Fault Detection with Statistical Process Control

4 minute read

Published:

This post gives a basic introduction to fault detection with statistical process control (SPC), also referred to as statistical process monitoring (SPM).

What is fault detection?

In many processes, such as industrial, manufacturing, chemical, water/wastewater treatment, etc., it is important to identify and quickly respond to any abnormal changes, outliers, or anomalies (“faults”) in the process that may damage process equipment or negatively impact environmental or human health.

Some examples of faults include:

  • Sensor failure
  • Unexpected changes in process behavior
  • Degradation of sensors or mechanical devices over time

Fault detection is the process by which faults are identified (“detected”). Many methods for fault detection exist, including various supervised and unsupervised machine learning methods. However, these methods can often be difficult to fit or interpret, especially when a large amount of data is not available in advance. Another approach is to use SPC methods, which are a more traditional statistical solution that are typically much easier, faster, and more interpretable, often without sacrificing much (if any) fault detection performance.

What is SPC?

Statistical process control, or SPC, is a data-driven approach than can be used to detect faults in real-time. Instead of solely relying on extensive domain expertise, SPC methods can be applied to assist with identifying potential points in time when outliers may have occurred or the process may be “out-of-control”, meaning that the process no longer is operating as it should be.

SPC was largely introduced and initially developed by Walter A. Shewhart to monitor the manufacturing of military munitions. However, applications of SPC are widespread and can be used in a variety of settings to determine if a process is performing as expected or not. This provides valuable information for process and quality improvement and can help cut costs, decrease interruptions in the process, etc.

How does SPC work?

To understand SPC, it’s important to first define some terms. In most SPC applications, we typically define two phases:

Phase I: What does normal operating behavior look like?

  • Examine historical data, decide if the process is stable (in-control)
  • Use historical data to mathematically define what normal operating behavior looks like

Phase II: Does the process look different from normal operating behavior?

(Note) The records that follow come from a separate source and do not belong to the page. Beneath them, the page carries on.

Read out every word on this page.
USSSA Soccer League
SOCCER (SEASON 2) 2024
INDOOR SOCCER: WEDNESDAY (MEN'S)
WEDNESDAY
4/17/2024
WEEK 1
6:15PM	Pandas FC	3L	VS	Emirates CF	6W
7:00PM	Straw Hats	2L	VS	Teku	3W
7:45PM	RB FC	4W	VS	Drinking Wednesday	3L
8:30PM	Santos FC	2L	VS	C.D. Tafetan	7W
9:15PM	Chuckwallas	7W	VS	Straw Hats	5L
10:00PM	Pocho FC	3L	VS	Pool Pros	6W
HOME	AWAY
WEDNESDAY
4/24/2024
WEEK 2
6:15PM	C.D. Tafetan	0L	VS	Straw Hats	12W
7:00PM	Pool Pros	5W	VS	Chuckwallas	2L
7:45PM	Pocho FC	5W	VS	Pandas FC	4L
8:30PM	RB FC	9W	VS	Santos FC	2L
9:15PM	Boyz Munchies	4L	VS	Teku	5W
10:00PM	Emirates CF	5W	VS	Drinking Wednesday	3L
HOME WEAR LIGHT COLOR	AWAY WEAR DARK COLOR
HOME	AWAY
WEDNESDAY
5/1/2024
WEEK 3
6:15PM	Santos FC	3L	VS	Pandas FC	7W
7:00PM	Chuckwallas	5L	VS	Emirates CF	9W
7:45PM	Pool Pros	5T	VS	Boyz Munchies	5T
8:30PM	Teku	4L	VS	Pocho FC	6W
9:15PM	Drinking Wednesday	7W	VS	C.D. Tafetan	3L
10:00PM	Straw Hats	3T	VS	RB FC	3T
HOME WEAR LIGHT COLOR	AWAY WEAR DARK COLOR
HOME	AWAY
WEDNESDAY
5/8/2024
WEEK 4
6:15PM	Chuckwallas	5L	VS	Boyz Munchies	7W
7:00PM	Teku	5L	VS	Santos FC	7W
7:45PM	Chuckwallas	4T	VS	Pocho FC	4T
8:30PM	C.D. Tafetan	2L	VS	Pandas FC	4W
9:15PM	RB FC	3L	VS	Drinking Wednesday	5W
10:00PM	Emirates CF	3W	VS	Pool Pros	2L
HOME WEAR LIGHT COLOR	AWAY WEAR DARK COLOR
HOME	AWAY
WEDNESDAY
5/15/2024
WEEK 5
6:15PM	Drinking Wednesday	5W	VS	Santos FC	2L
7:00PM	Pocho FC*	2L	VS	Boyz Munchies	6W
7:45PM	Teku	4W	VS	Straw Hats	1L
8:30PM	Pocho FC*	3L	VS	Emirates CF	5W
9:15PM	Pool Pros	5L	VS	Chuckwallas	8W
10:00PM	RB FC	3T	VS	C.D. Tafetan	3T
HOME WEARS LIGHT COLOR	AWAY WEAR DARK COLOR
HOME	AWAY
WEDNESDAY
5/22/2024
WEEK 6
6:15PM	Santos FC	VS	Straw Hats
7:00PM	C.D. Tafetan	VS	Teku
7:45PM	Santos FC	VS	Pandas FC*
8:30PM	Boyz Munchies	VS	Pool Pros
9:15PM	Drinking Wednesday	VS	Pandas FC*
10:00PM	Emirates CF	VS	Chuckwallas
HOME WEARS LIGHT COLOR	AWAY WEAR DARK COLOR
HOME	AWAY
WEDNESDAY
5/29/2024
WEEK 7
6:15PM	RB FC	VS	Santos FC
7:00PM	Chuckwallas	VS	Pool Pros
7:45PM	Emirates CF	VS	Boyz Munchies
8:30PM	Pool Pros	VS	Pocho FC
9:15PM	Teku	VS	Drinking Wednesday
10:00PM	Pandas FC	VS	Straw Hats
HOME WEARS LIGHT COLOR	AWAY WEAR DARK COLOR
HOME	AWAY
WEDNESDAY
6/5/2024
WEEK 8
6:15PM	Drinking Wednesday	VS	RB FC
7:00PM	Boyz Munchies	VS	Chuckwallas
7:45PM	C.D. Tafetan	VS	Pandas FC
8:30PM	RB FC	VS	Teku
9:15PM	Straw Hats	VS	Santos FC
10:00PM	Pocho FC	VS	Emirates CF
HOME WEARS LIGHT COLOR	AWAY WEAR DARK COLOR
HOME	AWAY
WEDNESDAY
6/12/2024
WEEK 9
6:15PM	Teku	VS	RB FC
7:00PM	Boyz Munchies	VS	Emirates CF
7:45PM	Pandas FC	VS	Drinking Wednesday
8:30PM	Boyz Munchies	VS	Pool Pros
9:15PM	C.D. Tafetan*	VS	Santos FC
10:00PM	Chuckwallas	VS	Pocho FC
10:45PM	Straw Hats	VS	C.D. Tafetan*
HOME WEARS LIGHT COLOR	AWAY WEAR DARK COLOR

  • Determine if new observations are in-control or out-of-control

We can often think of Phase I as “building” or “training” our model and Phase II as “deploying” or “testing” the model to make decisions as new data is collected.

Usually, SPC is used to monitor two aspects of a process: the mean (average) value of a variable, or the variability of the variable.

Example

A simple example of using SPC to monitor the mean value of a single variable of interest is shown in the figure below, which comes from this website, which has some other links and basic useful information about SPC:

SPC example for monitoring the mean of a single variable (https://www.statisticshowto.com/statistical-process-control/).

The figure above shows values being plotted at different points in time connected by lines. Important components of the plot are the

  • average values of the variable of interest over time (plotted with squares and connected by lines)
  • center line (CL) (middle of the plot)
  • upper and lower control limits (UCL and LCL) (dashed lines)

The center line is often the mean value of Phase I (historical) data and represents what the mean of the variable should be under normal operating conditions.

The control limits are often set a certain number of standard deviations (of the Phase I data) above and below the center line. The control limits represent acceptable limits of the mean value of the variable under normal operating conditions.

In the upper right of the plot, there are some points in red that exceed the upper control limit. These points indicate observations that are abnormal from what we would expect under normal operating conditions. Whenever a point exceeds a control limit, it is important to look at the process and determine what caused the exceedance. If values continue to exceed the control limit, the process could be negatively affected.